|Title||The role of n-3 PUFA-derived fatty acid derivatives and their oxygenated metabolites in the modulation of inflammation|
|Author(s)||Bus, Ian de; Witkamp, Renger; Zuilhof, Han; Albada, Bauke; Balvers, Michiel|
|Source||Prostaglandins and Other Lipid Mediators 144 (2019). - ISSN 1098-8823|
Nutritional Biology and Health
|Publication type||Refereed Article in a scientific journal|
|Availibility||Full text available from 2020-10-01|
|Keyword(s)||Chemical probes - Endocannabinoid - Inflammation - Oxygenation - PUFA|
Notwithstanding the ongoing debate on their full potential in health and disease, there is general consensus that n-3 PUFAs play important physiological roles. Increasing dietary n-3 PUFA intake results in increased DHA and EPA content in cell membranes as well as an increase in n-3 derived oxylipin and -endocannabinoid concentrations, like fatty acid amides and glycerol-esters. These shifts are believed to (partly) explain the pharmacological and anti-inflammatory effects of n-3 PUFAs. Recent studies discovered that n-3 PUFA-derived endocannabinoids can be further metabolized by the oxidative enzymes CYP-450, LOX and COX, similar to the n-6 derived endocannabinoids.
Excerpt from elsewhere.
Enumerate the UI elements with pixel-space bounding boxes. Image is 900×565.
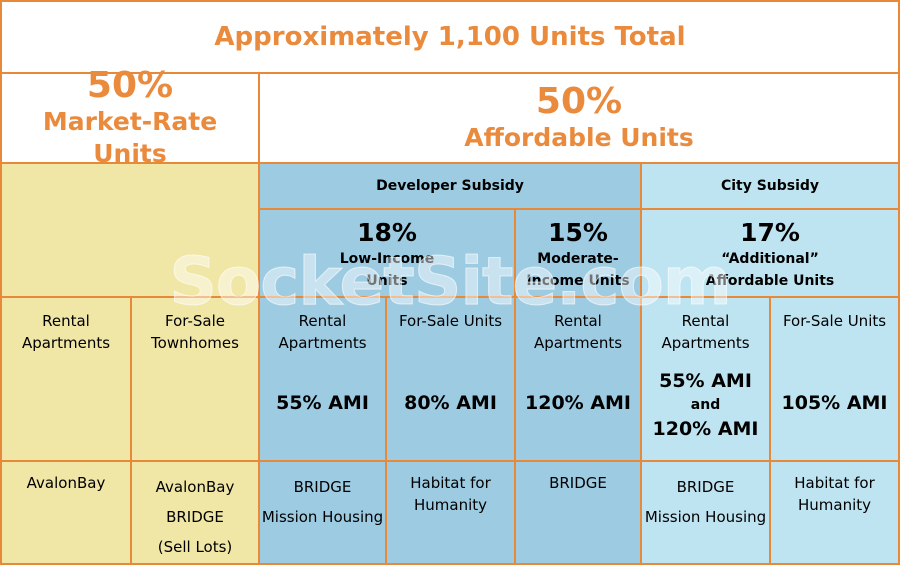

Interestingly, these oxidized n-3 PUFA derived endocannabinoids of eicosapentaenoyl ethanolamide (EPEA) and docosahexaenoyl ethanolamide (DHEA) have higher anti-inflammatory and anti-proliferative potential than their precursors. In this review, an overview of recently discovered n-3 PUFA derived endocannabinoids and their metabolites is provided. In addition, the use of chemical probes will be presented as a promising technique to study the n-3 PUFA and n-3 PUFA metabolism within the field of lipid biochemistry.